Ronald Aronson on the Camus-Sartre quarrel

(Update, June 22, 2005: Ronald Aronson has a lovely opinion piece on the occasion of Sartre's birthday in today's International Herald Tribune explaining why Sartre continues to be important, despite irritating and annoying (many of) us (including me). Aronson's book really is outstanding.)

Late nights I have been reading Ronald Aronson's splendid new book, Camus & Sartre: The Story of a Friendship and the Quarrel That Ended It (Chicago 2004). It is a very fine book that manages to be both scholarly and lay-user friendly at once. I first read Camus' The Fall in junior high school - I did not understand it as a novel, I wasn't sure what it was, but I was drawn to the cadence of Camus' language, the sheer French brilliance of the phrases, even in translation - and I've returned to it many times. What I did not realize, until reading Aronson, was the extent to which it was a roman-a-clef for the breakup with Sartre. Aronson has also caused me to pick up again The Rebel - a book that I have read repeatedly over the decades. The whole quarrel between Camus and Sartre is, for me at least, one of those exemplary episodes that show that sometimes, anyway, it is the less well-educated, less philosophically brilliant, less sophisticated person who instinctively chooses better. What, in morality and politics, was Sartre, alas, ever right about? Or, if right, so very, very late? Camus was certainly not always right, but he was a man of greater moral decency and right much more of the time. When in high school, I thought Camus was right about his "fastidious assassins," but I now think he was not just wrong, he hopelessly romanticized the moral equation by saying that assassination is made better if you die too - he is way too close, on that matter, to justifying suicide bombing. But on the whole, The Rebel is a profoundly decent book. True, it's not philosophically coherent; on the other hand, it is decent. I want to pick up an idea, though, in a future post, about Camus' "provisional morality," follow it through with his great friend Rene Char, about whom I've blogged here, and curiously, with Lincoln of the Second Inaugural Address. But not at this moment.

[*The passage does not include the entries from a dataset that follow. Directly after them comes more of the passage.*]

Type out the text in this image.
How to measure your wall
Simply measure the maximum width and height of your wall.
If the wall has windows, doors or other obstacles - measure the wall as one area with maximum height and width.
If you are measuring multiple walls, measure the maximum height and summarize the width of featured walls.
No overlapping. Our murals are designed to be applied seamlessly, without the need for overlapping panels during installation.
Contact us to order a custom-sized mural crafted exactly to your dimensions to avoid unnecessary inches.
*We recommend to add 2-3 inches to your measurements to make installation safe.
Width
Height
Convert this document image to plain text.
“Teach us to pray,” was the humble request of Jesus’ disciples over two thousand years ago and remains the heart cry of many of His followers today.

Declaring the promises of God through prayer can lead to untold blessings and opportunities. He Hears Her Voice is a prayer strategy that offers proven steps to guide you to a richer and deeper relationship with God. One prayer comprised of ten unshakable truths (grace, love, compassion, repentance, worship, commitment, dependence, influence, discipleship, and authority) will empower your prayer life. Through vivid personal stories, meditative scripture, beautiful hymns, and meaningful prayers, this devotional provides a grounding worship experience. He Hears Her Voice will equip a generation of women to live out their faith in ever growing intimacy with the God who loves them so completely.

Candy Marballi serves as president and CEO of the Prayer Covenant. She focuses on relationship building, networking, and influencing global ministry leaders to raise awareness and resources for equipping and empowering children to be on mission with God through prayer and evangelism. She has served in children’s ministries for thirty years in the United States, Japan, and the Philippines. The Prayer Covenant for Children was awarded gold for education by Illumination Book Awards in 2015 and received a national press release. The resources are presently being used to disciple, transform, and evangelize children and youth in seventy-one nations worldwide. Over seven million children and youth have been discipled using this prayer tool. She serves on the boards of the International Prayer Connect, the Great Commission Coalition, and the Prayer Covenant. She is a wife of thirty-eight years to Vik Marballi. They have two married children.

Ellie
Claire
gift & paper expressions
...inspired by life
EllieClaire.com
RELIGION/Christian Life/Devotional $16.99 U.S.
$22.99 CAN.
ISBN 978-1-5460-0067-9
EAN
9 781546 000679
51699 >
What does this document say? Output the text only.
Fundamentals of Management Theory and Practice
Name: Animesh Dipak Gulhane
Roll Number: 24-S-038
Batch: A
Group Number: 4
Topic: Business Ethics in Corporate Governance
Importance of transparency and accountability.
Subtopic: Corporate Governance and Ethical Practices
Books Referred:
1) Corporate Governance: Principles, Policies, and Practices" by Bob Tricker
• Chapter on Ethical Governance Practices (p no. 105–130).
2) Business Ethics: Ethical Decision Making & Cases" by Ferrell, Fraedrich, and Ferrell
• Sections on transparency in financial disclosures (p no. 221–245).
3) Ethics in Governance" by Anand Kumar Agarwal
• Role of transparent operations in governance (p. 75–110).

(Update, Friday, January 7, 2005: See the excellent, erudite review by Algis Valiunas in the January 2005 Commentary.)

(Update, Sunday, January 16, 2005: My thanks to reader Andy for pointing out that chapter one excerpt of the book is available as a teaser from the publisher, here.)

1 comment:

Adfero Affero said...

Rather keen on Camus v. Sartre story too: this CH.1 extract might be useful to append to you comments for people who haven't got round to buying the book itself:

http://www.press.uchicago.edu/Misc/Chicago/027961.html

Don't like Sartre as philosophe, but quite liked "The Roads to Freedom" in parts: very good as BBC TV series quite a few years ago.

Finding his pre-WWI reminiscences, "Words" quite enlightening about writing in general, how he got to be one, and his family background.